Su compañero obedeció y miró en la misma dirección, esbozándosele una amplia sonrisa al comprobar de qué se trataba.

Sobre una roca grande a un lado del camino había algunas prendas de abrigo. Quien fuera que se hubiese parado a descansar, había dejado también una bolsa de viaje y un cayado. Además, los restos de una pequeña fogata aún humeaban tras haberse apagado hacía poco.

— Una mujer — siseó el de piel más clara tomando una de las prendas para inspeccionarla. Demasiado colorida y elaborada para tratarse de un basto jubón de hombre.

— Ha debido apartarse, quizás en el arroyo que hay aquí cerca...— la idea de pronto se le antojó divertida.
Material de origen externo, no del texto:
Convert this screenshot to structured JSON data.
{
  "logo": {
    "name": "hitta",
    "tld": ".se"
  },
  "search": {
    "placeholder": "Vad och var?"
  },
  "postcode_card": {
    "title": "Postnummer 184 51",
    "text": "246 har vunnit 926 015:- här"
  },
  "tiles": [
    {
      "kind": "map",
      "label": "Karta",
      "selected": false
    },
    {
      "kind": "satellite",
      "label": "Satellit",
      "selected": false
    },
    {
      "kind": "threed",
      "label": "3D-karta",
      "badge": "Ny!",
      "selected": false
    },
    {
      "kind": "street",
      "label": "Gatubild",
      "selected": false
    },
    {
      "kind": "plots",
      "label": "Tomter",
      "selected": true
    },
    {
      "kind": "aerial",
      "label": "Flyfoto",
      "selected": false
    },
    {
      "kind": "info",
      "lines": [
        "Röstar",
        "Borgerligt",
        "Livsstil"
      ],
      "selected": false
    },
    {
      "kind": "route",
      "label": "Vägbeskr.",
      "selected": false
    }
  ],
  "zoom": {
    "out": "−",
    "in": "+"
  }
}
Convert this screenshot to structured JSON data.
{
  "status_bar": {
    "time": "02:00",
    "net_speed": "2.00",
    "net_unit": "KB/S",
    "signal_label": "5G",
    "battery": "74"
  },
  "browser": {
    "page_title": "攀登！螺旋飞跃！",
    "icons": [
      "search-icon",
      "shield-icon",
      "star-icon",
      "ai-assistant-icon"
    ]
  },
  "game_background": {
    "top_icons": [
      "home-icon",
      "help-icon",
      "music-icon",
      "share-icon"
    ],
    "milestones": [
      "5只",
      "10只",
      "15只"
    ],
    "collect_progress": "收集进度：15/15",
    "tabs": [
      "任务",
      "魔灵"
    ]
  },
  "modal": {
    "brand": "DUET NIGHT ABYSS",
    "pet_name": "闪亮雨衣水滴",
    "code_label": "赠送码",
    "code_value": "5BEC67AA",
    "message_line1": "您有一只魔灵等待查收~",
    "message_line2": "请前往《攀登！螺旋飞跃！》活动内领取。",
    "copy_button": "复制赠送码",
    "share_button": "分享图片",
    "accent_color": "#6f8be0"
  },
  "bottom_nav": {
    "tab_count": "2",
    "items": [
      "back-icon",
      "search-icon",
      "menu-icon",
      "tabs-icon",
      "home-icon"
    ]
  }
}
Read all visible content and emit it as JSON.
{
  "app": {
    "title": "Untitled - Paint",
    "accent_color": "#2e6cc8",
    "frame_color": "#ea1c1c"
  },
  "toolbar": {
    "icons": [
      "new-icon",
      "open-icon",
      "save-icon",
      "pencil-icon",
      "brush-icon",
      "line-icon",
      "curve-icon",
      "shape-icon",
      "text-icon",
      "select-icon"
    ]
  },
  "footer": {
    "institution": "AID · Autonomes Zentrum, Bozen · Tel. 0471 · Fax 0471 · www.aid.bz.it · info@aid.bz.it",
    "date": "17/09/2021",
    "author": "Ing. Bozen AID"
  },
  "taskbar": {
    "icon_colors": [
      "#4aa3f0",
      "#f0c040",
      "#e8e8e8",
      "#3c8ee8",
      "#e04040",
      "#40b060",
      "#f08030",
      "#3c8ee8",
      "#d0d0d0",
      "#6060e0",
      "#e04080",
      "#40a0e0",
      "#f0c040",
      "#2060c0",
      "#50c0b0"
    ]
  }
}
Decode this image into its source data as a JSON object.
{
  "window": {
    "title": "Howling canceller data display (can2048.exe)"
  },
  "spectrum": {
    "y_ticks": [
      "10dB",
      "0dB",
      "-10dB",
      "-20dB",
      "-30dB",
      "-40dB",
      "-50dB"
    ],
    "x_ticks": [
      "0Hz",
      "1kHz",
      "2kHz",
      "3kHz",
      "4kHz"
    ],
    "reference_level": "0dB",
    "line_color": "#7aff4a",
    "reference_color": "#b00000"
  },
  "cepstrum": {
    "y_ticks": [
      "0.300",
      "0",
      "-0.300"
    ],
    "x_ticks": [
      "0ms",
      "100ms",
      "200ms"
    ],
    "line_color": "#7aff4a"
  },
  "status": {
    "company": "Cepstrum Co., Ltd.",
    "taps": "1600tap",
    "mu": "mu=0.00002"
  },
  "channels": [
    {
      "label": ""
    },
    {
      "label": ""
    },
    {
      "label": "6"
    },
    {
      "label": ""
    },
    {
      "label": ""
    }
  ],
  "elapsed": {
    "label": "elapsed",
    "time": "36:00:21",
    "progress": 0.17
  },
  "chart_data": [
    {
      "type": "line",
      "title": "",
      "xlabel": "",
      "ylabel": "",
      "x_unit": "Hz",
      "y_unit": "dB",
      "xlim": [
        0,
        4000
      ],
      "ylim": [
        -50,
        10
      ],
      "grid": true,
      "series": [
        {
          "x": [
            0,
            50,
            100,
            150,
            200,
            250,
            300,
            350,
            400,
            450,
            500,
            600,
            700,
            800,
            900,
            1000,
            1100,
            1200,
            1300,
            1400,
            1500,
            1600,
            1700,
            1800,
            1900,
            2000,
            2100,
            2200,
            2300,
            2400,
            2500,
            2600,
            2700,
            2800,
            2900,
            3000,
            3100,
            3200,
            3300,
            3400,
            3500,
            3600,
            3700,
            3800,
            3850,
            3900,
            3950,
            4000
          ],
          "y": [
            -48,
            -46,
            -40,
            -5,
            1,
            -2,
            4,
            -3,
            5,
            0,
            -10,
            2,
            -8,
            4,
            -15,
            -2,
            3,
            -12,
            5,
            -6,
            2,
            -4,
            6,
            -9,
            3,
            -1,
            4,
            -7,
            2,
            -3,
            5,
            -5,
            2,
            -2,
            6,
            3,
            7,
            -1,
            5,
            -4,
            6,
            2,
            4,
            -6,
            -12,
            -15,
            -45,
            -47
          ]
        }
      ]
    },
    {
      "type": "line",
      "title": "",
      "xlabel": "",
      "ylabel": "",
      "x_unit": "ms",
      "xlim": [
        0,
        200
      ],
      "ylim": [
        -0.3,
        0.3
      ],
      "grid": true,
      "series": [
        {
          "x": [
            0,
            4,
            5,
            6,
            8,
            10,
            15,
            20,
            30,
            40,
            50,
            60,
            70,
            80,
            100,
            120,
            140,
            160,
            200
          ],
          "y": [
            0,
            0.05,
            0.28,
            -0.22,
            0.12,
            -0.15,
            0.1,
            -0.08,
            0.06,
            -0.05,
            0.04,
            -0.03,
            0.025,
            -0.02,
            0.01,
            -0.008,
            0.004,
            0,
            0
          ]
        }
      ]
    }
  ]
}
Inspeccionó dentro de la bolsa y no encontró más que pan duro y algunas ciruelas secas aplastadas contra el fondo.

— Si su intención era parar en la posta a rellenar esto, voy a conocerla yo antes. Espérame aquí.

El moreno salió del camino de un salto y se dirigió hacia donde un pequeño arroyo murmuraba al norte alimentando la tierra, un poco más allá, escondido entre los grupos de árboles. El otro estaba demasiado interesado en recuperar fragancias de las ropas abandonadas con su nariz torcida por los golpes.

— Clavo y flores —murmuró frotando el mentón contra la tela — y sudor. Seguro que ha ido a lavarse. Es mejor si las chicas están limpias.

Una risita. Se arrepintió de no haber sido él el que fuera a buscarla, pero sin duda la buena amistad que unía a los dos hombres permitiría compartir el premio. Desde luego, un poco de pan duro no daba ni para empezar, y la mañana prometía ser generosa con ellos.
De pronto, un ruido, un rumor de hojas y ramas. El blanco de piel cetrina y blanda como la mantequilla giró sobre sus talones y observó a su alrededor.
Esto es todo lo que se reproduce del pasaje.